Does this mean I want to be around people all the time? Absolutely not. I am a people-person for sure; in fact those of you who know me might be surprised to hear that I am an introvert to the core. I recharge my energy and spirit when alone; I love spending time with myself and could do so for weeks; I miss myself when I am around people all day every day; I feel emotion deeply and when around others for too long, I find a mountain of emotion that needs the space of a quiet stream (or sometimes more accurately a wide crazy river) to find its way out of me into the big sea of ‘making sense of the world’. I love to be with others and connect and hear what they are feeling and experiencing and living out, but I also need time alone to work out my embracing of those stories.
In our house, I love our evenings together in the living room, where I am blessed to hear the stories of the day, the little worries and big worries, to watch my roommate feel safe enough to sleep on the couch, and to receive the intimate bits of honesty that I might not otherwise get from these women who have become sisters to me. I know these women better than most … I am blessed beyond that I can to see the real them inside the walls of a home where the rest of our community might only get a good glimpse. I love being with them.

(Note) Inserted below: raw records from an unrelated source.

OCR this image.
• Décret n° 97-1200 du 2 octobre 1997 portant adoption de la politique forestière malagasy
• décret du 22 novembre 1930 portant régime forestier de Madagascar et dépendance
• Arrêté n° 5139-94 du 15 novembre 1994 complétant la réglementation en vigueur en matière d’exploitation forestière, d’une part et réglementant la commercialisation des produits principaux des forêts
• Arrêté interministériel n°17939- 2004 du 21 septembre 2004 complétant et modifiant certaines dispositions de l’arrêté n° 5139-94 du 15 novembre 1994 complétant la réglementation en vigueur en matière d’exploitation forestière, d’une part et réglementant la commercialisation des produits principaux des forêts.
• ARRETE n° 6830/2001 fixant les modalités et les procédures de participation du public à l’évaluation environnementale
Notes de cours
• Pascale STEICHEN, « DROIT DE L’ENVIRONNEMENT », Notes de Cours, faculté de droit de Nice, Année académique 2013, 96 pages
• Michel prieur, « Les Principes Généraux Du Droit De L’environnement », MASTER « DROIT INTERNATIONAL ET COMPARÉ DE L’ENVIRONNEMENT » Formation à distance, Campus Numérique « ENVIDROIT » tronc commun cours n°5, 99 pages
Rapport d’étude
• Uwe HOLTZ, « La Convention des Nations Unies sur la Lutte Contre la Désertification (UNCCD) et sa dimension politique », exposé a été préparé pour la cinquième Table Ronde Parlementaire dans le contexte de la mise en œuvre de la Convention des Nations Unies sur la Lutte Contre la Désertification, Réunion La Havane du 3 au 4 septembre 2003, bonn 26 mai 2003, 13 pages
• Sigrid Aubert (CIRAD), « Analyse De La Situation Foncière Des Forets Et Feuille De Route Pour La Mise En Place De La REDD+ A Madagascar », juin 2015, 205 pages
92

I am also learning through this very gift of being together, how much I love being on my own, how much I love silence, and how I come back to myself when the house is still and empty and quiet, except for the sound of far away traffic on Dundas, the odd voice or dog barking outside, the sparrows in our backyard, the random creak in the old floors, and the muffled sound of our humidifier downstairs.

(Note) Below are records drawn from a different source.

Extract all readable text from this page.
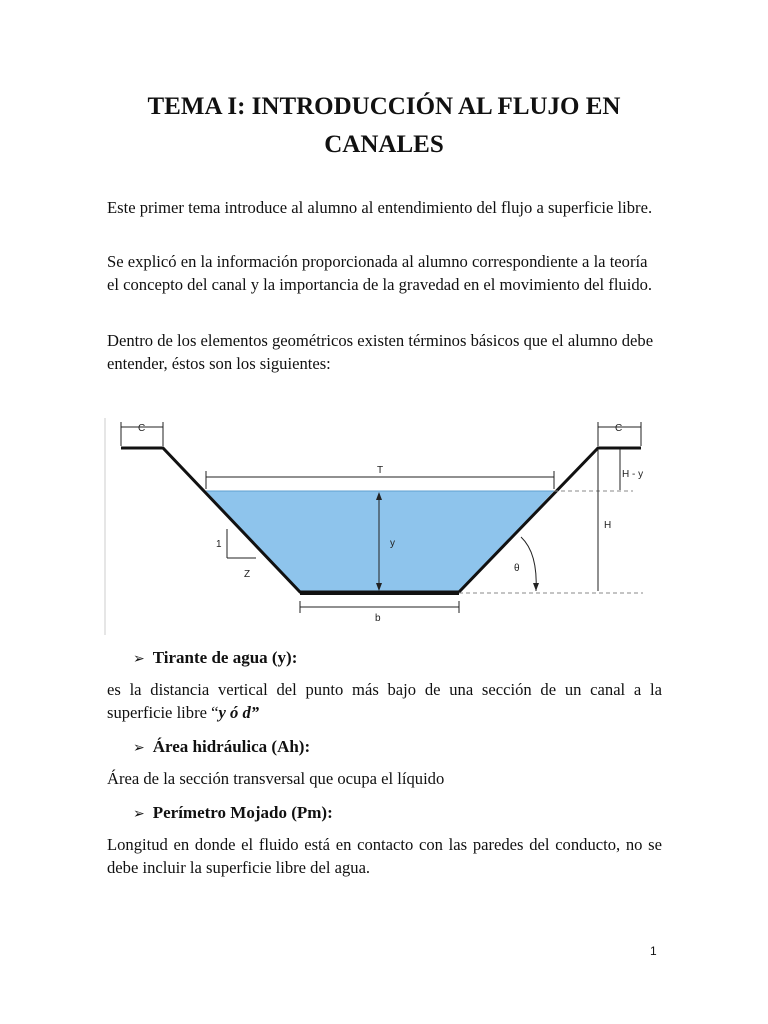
TEMA I: INTRODUCCIÓN AL FLUJO EN
CANALES

Este primer tema introduce al alumno al entendimiento del flujo a superficie libre.

Se explicó en la información proporcionada al alumno correspondiente a la teoría el concepto del canal y la importancia de la gravedad en el movimiento del fluido.

Dentro de los elementos geométricos existen términos básicos que el alumno debe entender, éstos son los siguientes:

C	C
T	H - y
H
y
1
Z
θ
b
➢ Tirante de agua (y):

es la distancia vertical del punto más bajo de una sección de un canal a la superficie libre “y ó d”

➢ Área hidráulica (Ah):

Área de la sección transversal que ocupa el líquido

➢ Perímetro Mojado (Pm):

Longitud en donde el fluido está en contacto con las paredes del conducto, no se debe incluir la superficie libre del agua.

1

There is something about an empty house. It feels more spacious, like the walls can breathe, like I can breathe, like my heart has just a little more room to beat its own rhythm.
I am learning to love silence and how it heals and brings out in us the sound of who we are, and for me, the sound of who God is. I am also learning that silence is not actually silence. Silence is filled with sound–even if it’s our own breathing. In fact, being alone allows us to hear the background sounds that fill silence in a way we don’t otherwise hear. In my house, silence includes the clink of a dish suddenly rearranging itself beside the sink, squirrel scratching on the fence outside the living room window as she runs away from my cat, banging of construction across the street, machine-cleaning whirr of a sewer down the street, our neighbours lumbering down the front steps of the duplex, and the cord from the blinds in the front spare bedroom gently tapping against the window frame when the breeze comes up. This is what silence sounds like. This is what soothes me.

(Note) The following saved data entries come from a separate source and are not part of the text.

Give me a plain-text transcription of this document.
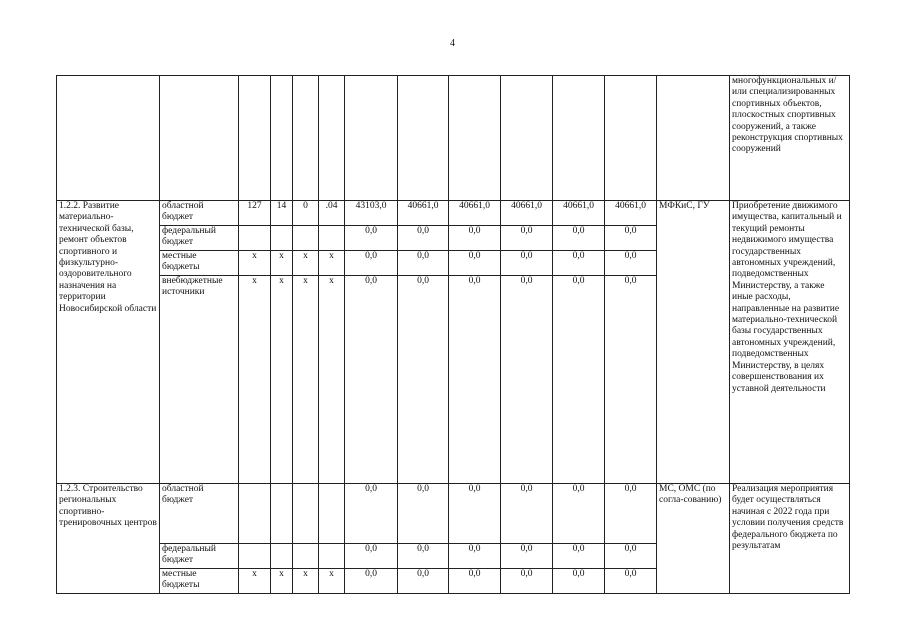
4
													многофункциональных и/или специализированных спортивных объектов, плоскостных спортивных сооружений, а также реконструкция спортивных сооружений
1.2.2. Развитие материально-технической базы, ремонт объектов спортивного и физкультурно-оздоровительного назначения на территории Новосибирской области	областной бюджет	127	14	0	.04	43103,0	40661,0	40661,0	40661,0	40661,0	40661,0	МФКиС, ГУ	Приобретение движимого имущества, капитальный и текущий ремонты недвижимого имущества государственных автономных учреждений, подведомственных Министерству, а также иные расходы, направленные на развитие материально-технической базы государственных автономных учреждений, подведомственных Министерству, в целях совершенствования их уставной деятельности
	федеральный бюджет					0,0	0,0	0,0	0,0	0,0	0,0		
	местные бюджеты	х	х	х	х	0,0	0,0	0,0	0,0	0,0	0,0		
	внебюджетные источники	х	х	х	х	0,0	0,0	0,0	0,0	0,0	0,0		
1.2.3. Строительство региональных спортивно-тренировочных центров	областной бюджет					0,0	0,0	0,0	0,0	0,0	0,0	МС, ОМС (по согла-сованию)	Реализация мероприятия будет осуществляться начиная с 2022 года при условии получения средств федерального бюджета по результатам
	федеральный бюджет					0,0	0,0	0,0	0,0	0,0	0,0		
	местные бюджеты	х	х	х	х	0,0	0,0	0,0	0,0	0,0	0,0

It seems that silence is a mental space we find ourselves in when the world gets quiet and we can hear more clearly. In the park, sitting on a bench, silence is the dog walker calling to his dog “come here Sadie,” the wind moving leaves above me, the rain pinging the metal bench and nudging the ground to grow, the branch cracking as it moves towards another branch. In a coffee shop, while the music plays and cutlery and coffee machines brew noise behind the counter, and the people at the next table laugh together at a joke, silence is that very white noise that quiets my brain and allows me to write another blog post or poem, or concentrate on my photos. Mostly, it lets me hear the voice inside of me that I miss when I am too busy connecting directly with the world. Like in a musical theatre, when the orchestra fills the room, and then stops… and there in a moment of silence comes the still quiet tender voice singing love as she walks onto stage.
What if we took more opportunities to silence ourselves? What would you hear? Would it be your own voice coming to find you? Are you able in the quiet to hear sounds you never knew were there? I love being with people and I always will. My social heart will never leave me. And I love my time with my housemates in ways I cannot describe. But it’s the silence that lets me really hear. Truly hear. And the silence that reminds me of who I am, deep down. And the silence that lets me be ‘away in autumn’ even when I’m in my own home, alone for an hour or two.